Crossing the color line is what opens the world for us, lets us find the truth that will only set us free–from the bondage and baggage of white supremacy–and creates a network of creative, caring, and bonding relationships that will become the foundation and fabric for the common good; and take us toward the vision of what our nation’s civil rights leaders have called: the beloved community.
And people of faith have a role here to play. If we as people of faith can help a divided and polarized nation to cross that color line to democracy, we will be called the peacemakers, whom Jesus calls the children of God.
As I said earlier, my six year old self knew the importance of salvation, but didn’t fully understand what that meant. But I have learned since – and crossing the color line has helped teach me – That salvation is always personal, but never private. My friends, We are now being called to both a courageous personal faith that will lead the brave public discipleship that we will need in the days ahead.
Dr. King told us: "We shall learn to live together as brothers and sisters or we shall perish as fools."
This speaks of the need for white men to accept as equals both women and people of color.
Neither Jew or Greek, slave or free, male or female, black or white, straight or gay -- We are all one! We are as I heard recently "All fingers of the same hand."
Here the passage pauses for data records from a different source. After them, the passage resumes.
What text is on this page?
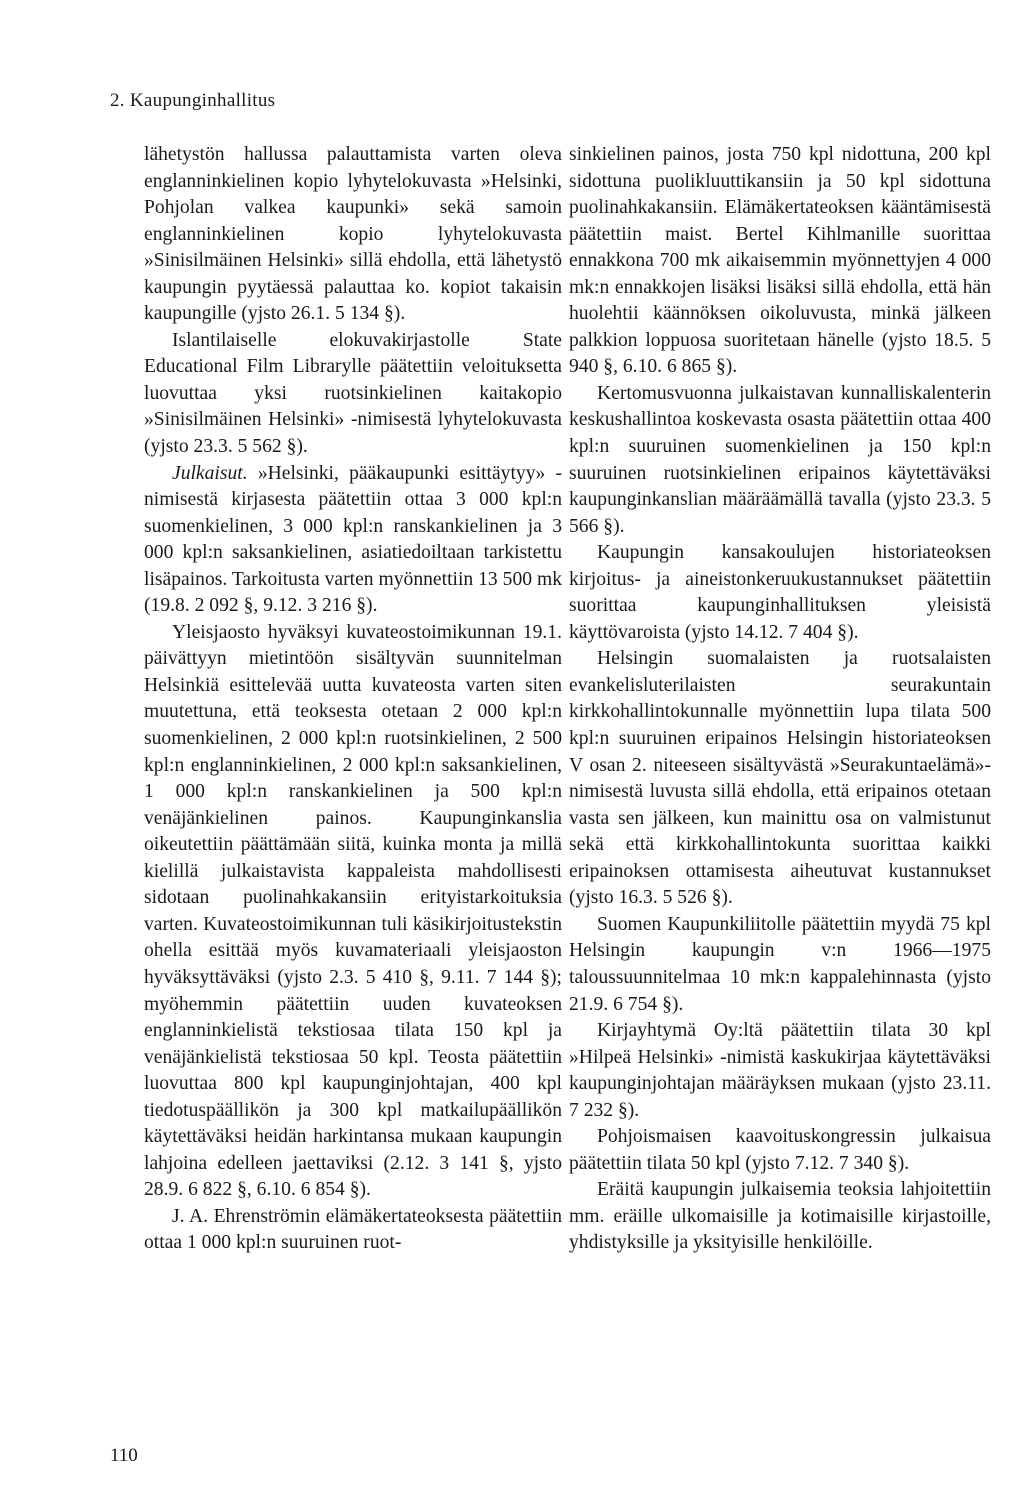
2. Kaupunginhallitus

lähetystön hallussa palauttamista varten oleva englanninkielinen kopio lyhytelokuvasta »Helsinki, Pohjolan valkea kaupunki» sekä samoin englanninkielinen kopio lyhytelokuvasta »Sinisilmäinen Helsinki» sillä ehdolla, että lähetystö kaupungin pyytäessä palauttaa ko. kopiot takaisin kaupungille (yjsto 26.1. 5 134 §).

Islantilaiselle elokuvakirjastolle State Educational Film Librarylle päätettiin veloituksetta luovuttaa yksi ruotsinkielinen kaitakopio »Sinisilmäinen Helsinki» -nimisestä lyhytelokuvasta (yjsto 23.3. 5 562 §).

Julkaisut. »Helsinki, pääkaupunki esittäytyy» -nimisestä kirjasesta päätettiin ottaa 3 000 kpl:n suomenkielinen, 3 000 kpl:n ranskankielinen ja 3 000 kpl:n saksankielinen, asiatiedoiltaan tarkistettu lisäpainos. Tarkoitusta varten myönnettiin 13 500 mk (19.8. 2 092 §, 9.12. 3 216 §).

Yleisjaosto hyväksyi kuvateostoimikunnan 19.1. päivättyyn mietintöön sisältyvän suunnitelman Helsinkiä esittelevää uutta kuvateosta varten siten muutettuna, että teoksesta otetaan 2 000 kpl:n suomenkielinen, 2 000 kpl:n ruotsinkielinen, 2 500 kpl:n englanninkielinen, 2 000 kpl:n saksankielinen, 1 000 kpl:n ranskankielinen ja 500 kpl:n venäjänkielinen painos. Kaupunginkanslia oikeutettiin päättämään siitä, kuinka monta ja millä kielillä julkaistavista kappaleista mahdollisesti sidotaan puolinahkakansiin erityistarkoituksia varten. Kuvateostoimikunnan tuli käsikirjoitustekstin ohella esittää myös kuvamateriaali yleisjaoston hyväksyttäväksi (yjsto 2.3. 5 410 §, 9.11. 7 144 §); myöhemmin päätettiin uuden kuvateoksen englanninkielistä tekstiosaa tilata 150 kpl ja venäjänkielistä tekstiosaa 50 kpl. Teosta päätettiin luovuttaa 800 kpl kaupunginjohtajan, 400 kpl tiedotuspäällikön ja 300 kpl matkailupäällikön käytettäväksi heidän harkintansa mukaan kaupungin lahjoina edelleen jaettaviksi (2.12. 3 141 §, yjsto 28.9. 6 822 §, 6.10. 6 854 §).

J. A. Ehrenströmin elämäkertateoksesta päätettiin ottaa 1 000 kpl:n suuruinen ruot-

sinkielinen painos, josta 750 kpl nidottuna, 200 kpl sidottuna puolikluuttikansiin ja 50 kpl sidottuna puolinahkakansiin. Elämäkertateoksen kääntämisestä päätettiin maist. Bertel Kihlmanille suorittaa ennakkona 700 mk aikaisemmin myönnettyjen 4 000 mk:n ennakkojen lisäksi lisäksi sillä ehdolla, että hän huolehtii käännöksen oikoluvusta, minkä jälkeen palkkion loppuosa suoritetaan hänelle (yjsto 18.5. 5 940 §, 6.10. 6 865 §).

Kertomusvuonna julkaistavan kunnalliskalenterin keskushallintoa koskevasta osasta päätettiin ottaa 400 kpl:n suuruinen suomenkielinen ja 150 kpl:n suuruinen ruotsinkielinen eripainos käytettäväksi kaupunginkanslian määräämällä tavalla (yjsto 23.3. 5 566 §).

Kaupungin kansakoulujen historiateoksen kirjoitus- ja aineistonkeruukustannukset päätettiin suorittaa kaupunginhallituksen yleisistä käyttövaroista (yjsto 14.12. 7 404 §).

Helsingin suomalaisten ja ruotsalaisten evankelisluterilaisten seurakuntain kirkkohallintokunnalle myönnettiin lupa tilata 500 kpl:n suuruinen eripainos Helsingin historiateoksen V osan 2. niteeseen sisältyvästä »Seurakuntaelämä»-nimisestä luvusta sillä ehdolla, että eripainos otetaan vasta sen jälkeen, kun mainittu osa on valmistunut sekä että kirkkohallintokunta suorittaa kaikki eripainoksen ottamisesta aiheutuvat kustannukset (yjsto 16.3. 5 526 §).

Suomen Kaupunkiliitolle päätettiin myydä 75 kpl Helsingin kaupungin v:n 1966—1975 taloussuunnitelmaa 10 mk:n kappalehinnasta (yjsto 21.9. 6 754 §).

Kirjayhtymä Oy:ltä päätettiin tilata 30 kpl »Hilpeä Helsinki» -nimistä kaskukirjaa käytettäväksi kaupunginjohtajan määräyksen mukaan (yjsto 23.11. 7 232 §).

Pohjoismaisen kaavoituskongressin julkaisua päätettiin tilata 50 kpl (yjsto 7.12. 7 340 §).

Eräitä kaupungin julkaisemia teoksia lahjoitettiin mm. eräille ulkomaisille ja kotimaisille kirjastoille, yhdistyksille ja yksityisille henkilöille.

110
I have read your comments, article and followed your ministry for many years. In this article you state you wanted to understand Black Detroit so you went there to listen and to understand You also talked about peacemaking, so I ask you Mr. Wallis, have you sought out people that think differently than you to listen to them, to understand where they are coming from? If so please tell us about it. In this divided world, have you truly been a peacemaker? Your words cause me to ask that question. At such a time as this, I truly believe God, through our faith leaders, can help close the divide by listening, by developing relationships, by breaking bread together as Jesus did. We can do all things through God. It requires us to be more like Jesus and walk with the sinners rather than to condemn them. Thank you.